O Condephaat (Conselho de Defesa do Patrimônio Histórico Arqueológico, Artístico e Turístico), que é um órgão estadual, depois de uma longa reunião esta manhã, decidiu pela abertura do processo de tombamento não apenas do cinema, mas também do antigo bar Riviera (na esquina oposta à do Belas Artes) e da passagem subterrânea da Rua da Consolação, que liga as duas esquinas.
É muito interessante essa posição do Condephaat que incluiu não apenas o cinema, mas toda a configuração daquela esquina da Rua da Consolação com a Av. Paulista. Por sinal, o edifício Anchieta, onde ficava o Riviera, foi projetado pelo escritório dos irmãos Roberto, em 1941, e é um importante exemplar da arquitetura modernista em São Paulo.
É importante lembrar, no entanto, que a abertura do processo de tombamento pelo Condephaat não significa que esses lugares e seus usos serão de fato preservados. Quando este órgão abre um processo, significa que ele ainda vai estudar e analisar a possibilidade do tombamento, mas enquanto essa avaliação não é concluída e votada no Conselho, os proprietários dos imóveis não podem descaracterizá-los nem fisicamente nem quanto ao seu uso. Qualquer coisa que eles decidam fazer também depende de autorização do Condephaat neste período.
Por outro lado, é preciso dizer que a decisão do Conpresp, na semana passada, de não abrir o processo de tombamento do Belas Artes, apesar do parecer favorável do Departamento de Patrimônio Histórico (DPH) da Secretaria Municipal de Cultura de São Paulo, foi muito estranho. Especialmente porque, sem discutir o teor deste parecer, o Conpresp adotou a interpretação da Procuradoria Geral do Município (PGM) de São Paulo, que considerou inconstitucional o tombamento de um uso de um edifício cuja arquitetura não é significativa.
A posição da PGM revela um total desconhecimento das leis que regulam o patrimônio histórico em nosso país. O argumento é completamente absurdo e mostra que a PGM ignora que há muitos anos órgãos municipais, estaduais e federais têm tombado inúmeros imóveis que não apresentam nenhum interesse arquitetônico.
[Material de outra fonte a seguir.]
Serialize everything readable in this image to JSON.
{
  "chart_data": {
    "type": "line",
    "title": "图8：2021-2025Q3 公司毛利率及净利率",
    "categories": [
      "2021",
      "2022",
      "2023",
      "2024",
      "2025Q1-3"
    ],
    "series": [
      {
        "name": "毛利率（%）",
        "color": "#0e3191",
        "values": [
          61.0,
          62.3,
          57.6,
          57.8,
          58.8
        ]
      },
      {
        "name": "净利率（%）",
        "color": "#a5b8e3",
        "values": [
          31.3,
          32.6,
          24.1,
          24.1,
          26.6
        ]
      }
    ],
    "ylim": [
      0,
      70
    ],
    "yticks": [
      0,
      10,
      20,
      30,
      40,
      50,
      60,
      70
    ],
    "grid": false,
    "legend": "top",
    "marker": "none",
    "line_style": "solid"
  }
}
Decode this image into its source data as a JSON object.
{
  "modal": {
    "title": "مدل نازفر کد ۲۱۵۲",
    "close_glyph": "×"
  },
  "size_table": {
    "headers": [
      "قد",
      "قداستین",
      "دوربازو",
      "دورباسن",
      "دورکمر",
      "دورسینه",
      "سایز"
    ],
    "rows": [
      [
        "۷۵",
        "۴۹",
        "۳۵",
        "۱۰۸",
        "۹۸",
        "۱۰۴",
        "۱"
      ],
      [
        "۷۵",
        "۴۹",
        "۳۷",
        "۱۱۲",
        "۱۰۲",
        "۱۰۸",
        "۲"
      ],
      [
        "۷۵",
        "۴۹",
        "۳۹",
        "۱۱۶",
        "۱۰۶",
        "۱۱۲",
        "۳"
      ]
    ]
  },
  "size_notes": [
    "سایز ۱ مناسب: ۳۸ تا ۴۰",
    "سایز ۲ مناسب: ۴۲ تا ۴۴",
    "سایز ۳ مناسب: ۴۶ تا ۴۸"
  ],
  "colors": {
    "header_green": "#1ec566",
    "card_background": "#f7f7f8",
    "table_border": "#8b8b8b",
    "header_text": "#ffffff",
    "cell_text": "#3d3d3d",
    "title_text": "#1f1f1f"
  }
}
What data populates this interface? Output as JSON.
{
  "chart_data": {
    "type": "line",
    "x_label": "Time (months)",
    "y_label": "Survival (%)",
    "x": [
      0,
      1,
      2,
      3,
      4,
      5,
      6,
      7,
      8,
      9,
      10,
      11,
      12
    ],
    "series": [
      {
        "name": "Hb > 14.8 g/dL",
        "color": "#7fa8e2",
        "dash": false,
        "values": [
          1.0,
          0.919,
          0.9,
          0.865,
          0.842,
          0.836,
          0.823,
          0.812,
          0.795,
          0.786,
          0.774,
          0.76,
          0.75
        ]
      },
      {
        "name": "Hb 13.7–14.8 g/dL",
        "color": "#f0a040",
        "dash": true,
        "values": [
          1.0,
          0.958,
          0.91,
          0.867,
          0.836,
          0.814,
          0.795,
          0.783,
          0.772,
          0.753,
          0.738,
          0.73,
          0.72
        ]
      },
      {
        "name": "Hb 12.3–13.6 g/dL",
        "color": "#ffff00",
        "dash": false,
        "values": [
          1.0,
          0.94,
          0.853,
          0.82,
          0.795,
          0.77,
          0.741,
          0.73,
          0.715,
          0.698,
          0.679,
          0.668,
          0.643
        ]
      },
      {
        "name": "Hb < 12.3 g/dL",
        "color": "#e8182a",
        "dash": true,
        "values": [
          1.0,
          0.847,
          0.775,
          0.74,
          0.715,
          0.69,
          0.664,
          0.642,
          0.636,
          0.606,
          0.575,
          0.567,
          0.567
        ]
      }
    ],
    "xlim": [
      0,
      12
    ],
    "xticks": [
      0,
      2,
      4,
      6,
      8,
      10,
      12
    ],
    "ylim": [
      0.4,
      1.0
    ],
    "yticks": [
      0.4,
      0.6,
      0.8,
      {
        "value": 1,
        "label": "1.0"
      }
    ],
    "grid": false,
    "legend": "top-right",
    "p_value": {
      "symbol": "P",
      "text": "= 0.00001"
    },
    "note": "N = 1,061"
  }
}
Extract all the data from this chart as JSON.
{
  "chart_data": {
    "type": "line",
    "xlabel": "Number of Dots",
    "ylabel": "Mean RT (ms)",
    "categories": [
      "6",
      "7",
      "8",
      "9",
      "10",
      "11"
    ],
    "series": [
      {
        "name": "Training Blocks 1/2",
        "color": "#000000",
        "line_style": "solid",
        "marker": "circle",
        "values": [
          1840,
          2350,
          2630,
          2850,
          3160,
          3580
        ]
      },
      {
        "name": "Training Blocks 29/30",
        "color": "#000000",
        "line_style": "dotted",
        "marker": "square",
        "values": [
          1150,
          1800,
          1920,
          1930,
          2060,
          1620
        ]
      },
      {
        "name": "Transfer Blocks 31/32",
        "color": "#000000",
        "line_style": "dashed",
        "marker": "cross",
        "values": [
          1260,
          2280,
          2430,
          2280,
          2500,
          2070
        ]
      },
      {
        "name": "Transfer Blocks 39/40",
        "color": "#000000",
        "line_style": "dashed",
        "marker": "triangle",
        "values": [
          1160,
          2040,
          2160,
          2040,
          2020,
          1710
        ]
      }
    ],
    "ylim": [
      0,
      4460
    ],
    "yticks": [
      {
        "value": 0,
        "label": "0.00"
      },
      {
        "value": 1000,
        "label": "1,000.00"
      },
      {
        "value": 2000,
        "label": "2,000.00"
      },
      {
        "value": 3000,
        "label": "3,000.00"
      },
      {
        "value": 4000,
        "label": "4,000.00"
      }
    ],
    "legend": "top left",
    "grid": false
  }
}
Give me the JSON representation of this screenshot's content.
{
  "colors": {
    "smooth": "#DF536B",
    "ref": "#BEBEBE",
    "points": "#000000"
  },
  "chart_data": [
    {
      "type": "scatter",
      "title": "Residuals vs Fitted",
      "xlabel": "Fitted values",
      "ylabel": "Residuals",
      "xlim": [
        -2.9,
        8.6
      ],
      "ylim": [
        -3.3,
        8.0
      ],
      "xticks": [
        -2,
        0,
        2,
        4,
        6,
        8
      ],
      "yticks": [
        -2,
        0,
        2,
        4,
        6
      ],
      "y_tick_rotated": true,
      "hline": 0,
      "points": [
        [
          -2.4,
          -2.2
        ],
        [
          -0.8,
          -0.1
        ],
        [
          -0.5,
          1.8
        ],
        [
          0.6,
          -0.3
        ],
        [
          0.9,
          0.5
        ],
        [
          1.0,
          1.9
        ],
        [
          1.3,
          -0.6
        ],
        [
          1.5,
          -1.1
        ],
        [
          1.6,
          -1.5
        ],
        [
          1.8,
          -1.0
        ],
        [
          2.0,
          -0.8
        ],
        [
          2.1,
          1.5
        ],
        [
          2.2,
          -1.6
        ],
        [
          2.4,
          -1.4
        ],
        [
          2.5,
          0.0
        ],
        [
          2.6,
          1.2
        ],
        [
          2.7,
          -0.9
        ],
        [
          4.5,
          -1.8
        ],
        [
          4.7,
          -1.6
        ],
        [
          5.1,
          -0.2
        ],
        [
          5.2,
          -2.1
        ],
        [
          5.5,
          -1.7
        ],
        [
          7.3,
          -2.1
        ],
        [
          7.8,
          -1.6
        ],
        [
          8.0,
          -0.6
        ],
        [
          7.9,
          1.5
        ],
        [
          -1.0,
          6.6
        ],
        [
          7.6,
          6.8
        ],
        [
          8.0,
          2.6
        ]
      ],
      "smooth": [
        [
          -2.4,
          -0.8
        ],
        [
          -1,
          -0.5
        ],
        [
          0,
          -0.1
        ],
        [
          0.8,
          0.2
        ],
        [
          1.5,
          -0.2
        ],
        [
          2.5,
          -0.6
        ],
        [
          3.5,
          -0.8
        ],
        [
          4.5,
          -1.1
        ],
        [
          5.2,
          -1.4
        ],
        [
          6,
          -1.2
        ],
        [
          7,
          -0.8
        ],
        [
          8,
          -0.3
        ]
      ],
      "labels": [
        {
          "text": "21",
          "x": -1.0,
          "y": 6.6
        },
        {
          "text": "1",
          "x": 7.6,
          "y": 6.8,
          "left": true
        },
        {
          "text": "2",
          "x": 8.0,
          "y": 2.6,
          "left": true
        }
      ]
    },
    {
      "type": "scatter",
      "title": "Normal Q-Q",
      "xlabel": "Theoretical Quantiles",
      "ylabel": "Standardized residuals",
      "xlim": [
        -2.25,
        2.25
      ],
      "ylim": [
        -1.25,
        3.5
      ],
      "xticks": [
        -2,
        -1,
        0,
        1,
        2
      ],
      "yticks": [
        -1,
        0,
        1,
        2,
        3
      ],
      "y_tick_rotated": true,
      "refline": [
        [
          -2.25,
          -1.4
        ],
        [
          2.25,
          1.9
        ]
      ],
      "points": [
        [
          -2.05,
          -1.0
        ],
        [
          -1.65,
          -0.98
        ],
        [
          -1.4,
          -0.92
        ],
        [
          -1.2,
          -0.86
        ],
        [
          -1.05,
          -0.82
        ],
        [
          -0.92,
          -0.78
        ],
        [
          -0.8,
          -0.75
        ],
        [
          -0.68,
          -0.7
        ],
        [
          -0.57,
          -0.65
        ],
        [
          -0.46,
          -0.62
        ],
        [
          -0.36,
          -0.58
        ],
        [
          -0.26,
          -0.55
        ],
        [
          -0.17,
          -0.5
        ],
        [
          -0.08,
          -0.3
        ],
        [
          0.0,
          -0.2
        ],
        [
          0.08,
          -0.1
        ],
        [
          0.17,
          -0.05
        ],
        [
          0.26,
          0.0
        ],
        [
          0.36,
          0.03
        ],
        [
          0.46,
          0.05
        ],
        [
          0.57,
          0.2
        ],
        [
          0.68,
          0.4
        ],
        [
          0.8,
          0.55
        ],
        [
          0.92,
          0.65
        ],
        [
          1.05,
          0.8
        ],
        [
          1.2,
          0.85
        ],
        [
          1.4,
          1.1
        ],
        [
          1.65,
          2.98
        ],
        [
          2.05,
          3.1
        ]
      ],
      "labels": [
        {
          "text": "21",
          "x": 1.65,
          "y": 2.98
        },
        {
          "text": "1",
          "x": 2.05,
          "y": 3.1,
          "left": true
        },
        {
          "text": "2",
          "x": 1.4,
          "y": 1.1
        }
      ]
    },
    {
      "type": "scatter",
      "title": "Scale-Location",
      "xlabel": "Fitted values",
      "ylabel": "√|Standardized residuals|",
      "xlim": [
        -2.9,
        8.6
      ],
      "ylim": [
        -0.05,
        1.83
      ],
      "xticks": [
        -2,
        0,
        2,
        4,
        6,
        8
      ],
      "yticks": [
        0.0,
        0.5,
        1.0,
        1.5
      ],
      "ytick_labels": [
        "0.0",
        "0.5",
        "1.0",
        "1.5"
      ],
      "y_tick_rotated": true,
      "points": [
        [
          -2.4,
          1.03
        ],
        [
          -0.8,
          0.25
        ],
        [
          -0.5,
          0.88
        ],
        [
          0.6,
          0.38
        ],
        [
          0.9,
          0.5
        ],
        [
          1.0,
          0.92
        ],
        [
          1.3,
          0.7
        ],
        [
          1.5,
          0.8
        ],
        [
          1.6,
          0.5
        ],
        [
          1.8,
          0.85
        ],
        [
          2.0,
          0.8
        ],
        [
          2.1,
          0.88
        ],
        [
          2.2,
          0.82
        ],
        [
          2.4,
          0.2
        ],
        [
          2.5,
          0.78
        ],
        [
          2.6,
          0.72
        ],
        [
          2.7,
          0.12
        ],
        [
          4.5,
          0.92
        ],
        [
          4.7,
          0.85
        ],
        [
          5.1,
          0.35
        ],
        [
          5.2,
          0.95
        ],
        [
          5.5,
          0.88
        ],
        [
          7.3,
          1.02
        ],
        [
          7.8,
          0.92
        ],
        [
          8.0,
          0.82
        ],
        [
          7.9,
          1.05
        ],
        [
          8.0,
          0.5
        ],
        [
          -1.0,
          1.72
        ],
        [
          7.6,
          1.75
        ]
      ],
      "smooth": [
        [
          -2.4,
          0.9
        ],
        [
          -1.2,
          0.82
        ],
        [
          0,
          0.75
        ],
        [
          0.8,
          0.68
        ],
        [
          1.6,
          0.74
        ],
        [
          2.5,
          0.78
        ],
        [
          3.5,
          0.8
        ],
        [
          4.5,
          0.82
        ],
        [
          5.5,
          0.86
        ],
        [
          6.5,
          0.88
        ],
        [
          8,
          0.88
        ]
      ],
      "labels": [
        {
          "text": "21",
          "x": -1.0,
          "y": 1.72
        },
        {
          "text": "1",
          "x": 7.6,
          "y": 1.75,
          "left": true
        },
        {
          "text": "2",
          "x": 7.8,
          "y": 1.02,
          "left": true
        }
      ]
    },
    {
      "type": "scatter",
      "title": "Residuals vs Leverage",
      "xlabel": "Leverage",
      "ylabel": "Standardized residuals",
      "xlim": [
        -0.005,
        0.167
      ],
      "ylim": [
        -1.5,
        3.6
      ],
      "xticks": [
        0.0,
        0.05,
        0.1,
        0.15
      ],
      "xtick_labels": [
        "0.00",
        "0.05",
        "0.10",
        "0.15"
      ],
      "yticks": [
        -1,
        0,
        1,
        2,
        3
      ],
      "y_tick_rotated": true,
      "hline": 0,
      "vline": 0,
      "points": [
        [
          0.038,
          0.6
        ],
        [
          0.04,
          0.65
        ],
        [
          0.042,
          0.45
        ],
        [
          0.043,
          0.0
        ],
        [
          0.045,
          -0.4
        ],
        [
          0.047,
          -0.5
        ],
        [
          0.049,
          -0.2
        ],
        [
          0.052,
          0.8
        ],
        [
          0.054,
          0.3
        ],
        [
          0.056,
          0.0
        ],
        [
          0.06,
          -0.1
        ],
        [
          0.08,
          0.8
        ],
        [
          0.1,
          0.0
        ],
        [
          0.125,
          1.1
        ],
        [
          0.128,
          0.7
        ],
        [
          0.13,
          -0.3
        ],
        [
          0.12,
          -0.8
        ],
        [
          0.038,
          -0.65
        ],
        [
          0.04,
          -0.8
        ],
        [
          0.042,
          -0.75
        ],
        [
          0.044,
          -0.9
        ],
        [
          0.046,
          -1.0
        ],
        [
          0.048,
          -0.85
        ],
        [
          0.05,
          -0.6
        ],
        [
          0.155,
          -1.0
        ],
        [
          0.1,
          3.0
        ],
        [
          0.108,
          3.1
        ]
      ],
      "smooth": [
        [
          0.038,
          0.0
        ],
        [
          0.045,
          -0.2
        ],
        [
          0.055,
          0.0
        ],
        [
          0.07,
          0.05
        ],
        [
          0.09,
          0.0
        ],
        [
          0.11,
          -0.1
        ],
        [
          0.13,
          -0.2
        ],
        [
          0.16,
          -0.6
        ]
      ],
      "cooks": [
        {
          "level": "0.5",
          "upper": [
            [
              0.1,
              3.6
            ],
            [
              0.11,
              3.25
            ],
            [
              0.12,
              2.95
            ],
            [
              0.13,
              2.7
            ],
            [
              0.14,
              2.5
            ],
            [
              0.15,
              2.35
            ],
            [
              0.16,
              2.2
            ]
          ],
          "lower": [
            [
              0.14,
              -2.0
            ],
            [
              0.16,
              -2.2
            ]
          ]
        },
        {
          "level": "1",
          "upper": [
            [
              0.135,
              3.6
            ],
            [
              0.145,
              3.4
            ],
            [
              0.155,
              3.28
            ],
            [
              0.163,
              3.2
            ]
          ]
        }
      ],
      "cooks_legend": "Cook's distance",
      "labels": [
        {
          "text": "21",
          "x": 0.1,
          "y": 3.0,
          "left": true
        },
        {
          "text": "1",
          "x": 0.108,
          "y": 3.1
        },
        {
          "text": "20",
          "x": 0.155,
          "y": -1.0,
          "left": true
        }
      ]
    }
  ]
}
Vejam o exemplo da Fábrica de Cimento Perus, em São Paulo, que foi tombado pelo significado histórico daquele lugar para a população da cidade ou inúmeras casas onde viveram pessoas importantes da nossa história.
No entanto, mais lamentável do que os argumentos da PGM é o Conpresp aceitá-los e adotá-los como sua posição. Como eu já disse, existem inúmeros bens tombados em função única e exclusivamente do seu uso. A abertura do processo de tombamento pelo Condephaat, independente de seu resultado, significará ao menos a possibilidade de realização de um debate mais qualificado sobre o futuro da esquina da Paulista com a Consolação e sua importância para a vida cultural e a memória da cidade.
Para comemorar a notícia, o Movimento pelo Cine Belas Artes convida para uma festa em frente ao cinema na quarta-feira (5), às 19h.